Moreover, I am puzzled about why Levi conflates "empiricism" with Hume in his discussion of Bhaskar in The Democracy of Objects, and defines the term such that by implication Locke is not an empiricist because he believes in "powers." (This is around footnote 25 of Chapter 2; I don't see page numbers on the web edition.) Arguably, even the definition of "empiricism" in general is wrong, because it is not true of modern empiricisms that "the empiricist attempts to eradicate all unfounded ontological presuppositions by resolving to tarry with what is given in sensations alone" (ibid). Reason and mind is a source of knowledge for most of the moderns, both rationalists and empiricists alike, including Hume.
Given all this, I am puzzled how the following statement can be made without more qualification in our post-Kantian era.

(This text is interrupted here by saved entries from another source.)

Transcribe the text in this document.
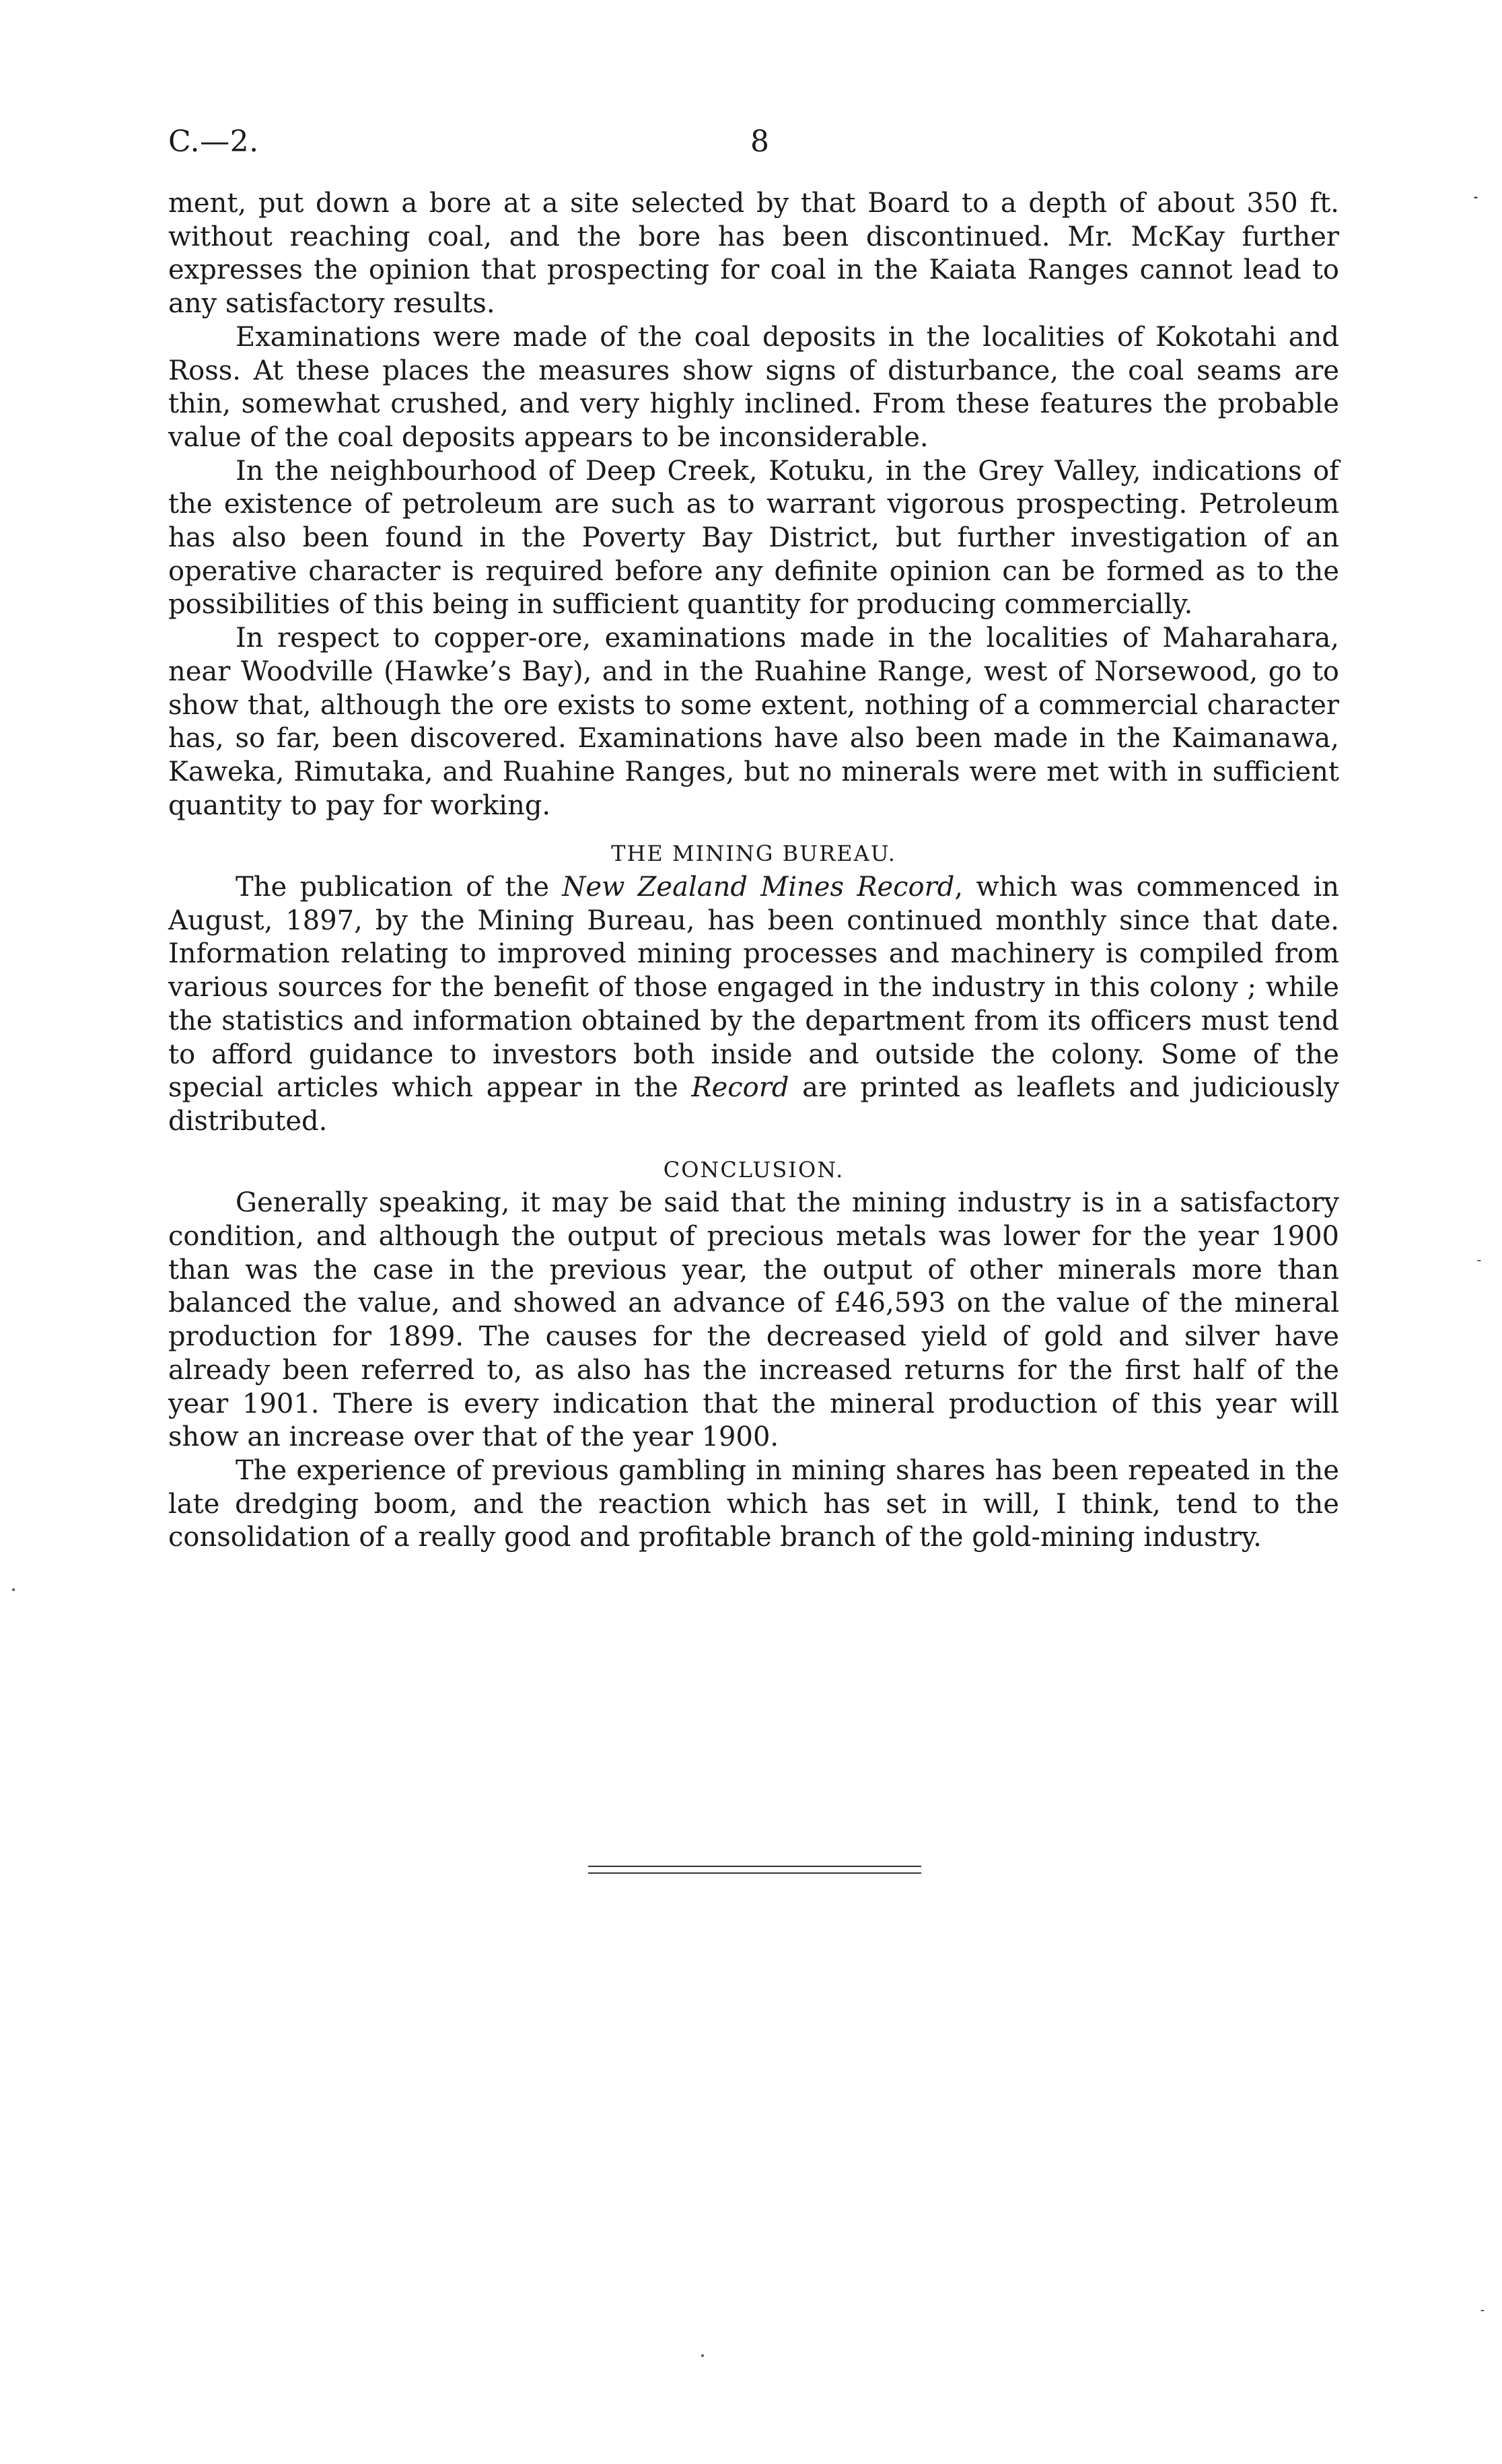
C.—2.	8

ment, put down a bore at a site selected by that Board to a depth of about 350 ft. without reaching coal, and the bore has been discontinued. Mr. McKay further expresses the opinion that prospecting for coal in the Kaiata Ranges cannot lead to any satisfactory results.

Examinations were made of the coal deposits in the localities of Kokotahi and Ross. At these places the measures show signs of disturbance, the coal seams are thin, somewhat crushed, and very highly inclined. From these features the probable value of the coal deposits appears to be inconsiderable.

In the neighbourhood of Deep Creek, Kotuku, in the Grey Valley, indications of the existence of petroleum are such as to warrant vigorous prospecting. Petroleum has also been found in the Poverty Bay District, but further investigation of an operative character is required before any definite opinion can be formed as to the possibilities of this being in sufficient quantity for producing commercially.

In respect to copper-ore, examinations made in the localities of Maharahara, near Woodville (Hawke’s Bay), and in the Ruahine Range, west of Norsewood, go to show that, although the ore exists to some extent, nothing of a commercial character has, so far, been discovered. Examinations have also been made in the Kaimanawa, Kaweka, Rimutaka, and Ruahine Ranges, but no minerals were met with in sufficient quantity to pay for working.

THE MINING BUREAU.

The publication of the New Zealand Mines Record, which was commenced in August, 1897, by the Mining Bureau, has been continued monthly since that date. Information relating to improved mining processes and machinery is compiled from various sources for the benefit of those engaged in the industry in this colony ; while the statistics and information obtained by the department from its officers must tend to afford guidance to investors both inside and outside the colony. Some of the special articles which appear in the Record are printed as leaflets and judiciously distributed.

CONCLUSION.

Generally speaking, it may be said that the mining industry is in a satisfactory condition, and although the output of precious metals was lower for the year 1900 than was the case in the previous year, the output of other minerals more than balanced the value, and showed an advance of £46,593 on the value of the mineral production for 1899. The causes for the decreased yield of gold and silver have already been referred to, as also has the increased returns for the first half of the year 1901. There is every indication that the mineral production of this year will show an increase over that of the year 1900.

The experience of previous gambling in mining shares has been repeated in the late dredging boom, and the reaction which has set in will, I think, tend to the consolidation of a really good and profitable branch of the gold-mining industry.
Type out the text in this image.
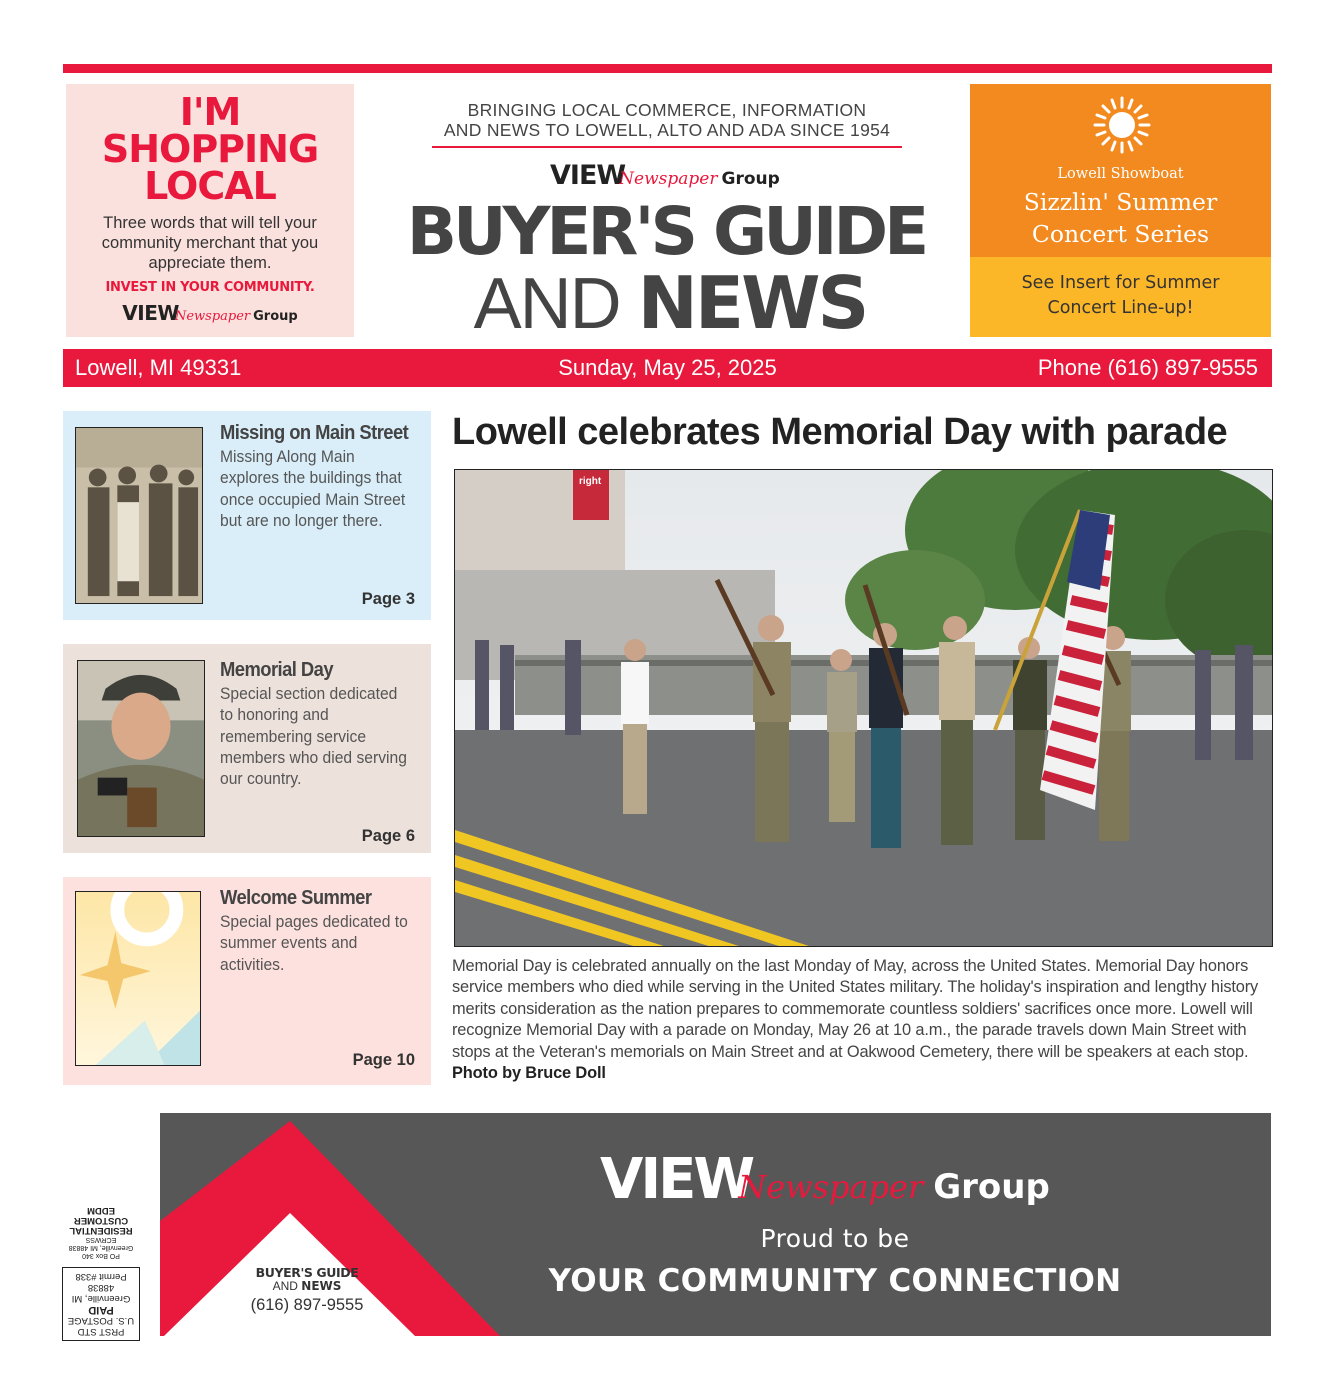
I'M
SHOPPING
LOCAL
Three words that will tell your community merchant that you appreciate them.
INVEST IN YOUR COMMUNITY.
VIEW
Newspaper Group
BRINGING LOCAL COMMERCE, INFORMATION
AND NEWS TO LOWELL, ALTO AND ADA SINCE 1954
VIEW
Newspaper Group
BUYER'S GUIDE
AND NEWS
Lowell Showboat
Sizzlin' Summer
Concert Series
See Insert for Summer
Concert Line-up!
Lowell, MI 49331	Sunday, May 25, 2025	Phone (616) 897-9555
Missing on Main Street
Missing Along Main explores the buildings that once occupied Main Street but are no longer there.
Page 3
Memorial Day
Special section dedicated to honoring and remembering service members who died serving our country.
Page 6
Welcome Summer
Special pages dedicated to summer events and activities.
Page 10
Lowell celebrates Memorial Day with parade
right
Memorial Day is celebrated annually on the last Monday of May, across the United States. Memorial Day honors service members who died while serving in the United States military. The holiday's inspiration and lengthy history merits consideration as the nation prepares to commemorate countless soldiers' sacrifices once more. Lowell will recognize Memorial Day with a parade on Monday, May 26 at 10 a.m., the parade travels down Main Street with stops at the Veteran's memorials on Main Street and at Oakwood Cemetery, there will be speakers at each stop. Photo by Bruce Doll
BUYER'S GUIDE
AND NEWS
(616) 897-9555
VIEW
Newspaper Group
Proud to be
YOUR COMMUNITY CONNECTION
PRST STD
U.S. POSTAGE
PAID
Greenville, MI
48838
Permit #338
PO Box 340
Greenville, MI 48838
ECRWSS
RESIDENTIAL
CUSTOMER
EDDM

"Needless to say, a tendency or power is a real feature of objects themselves, a feature of the being of objects, and not the being of objects for-us." (near fn 32).
So far, I haven't seen a direct rebuttal of Kant, an address of how this is anything more than a round-about way to Locke, etc. Regardless, the reason I bring this all up is because Dewey is a Hegelian empiricist, which is a term almost unique to him.
In conclusion, Levi, you appear to be misidentifying Dewey, modern empiricism, and also Kant such that your arguments against or from them miss the mark entirely.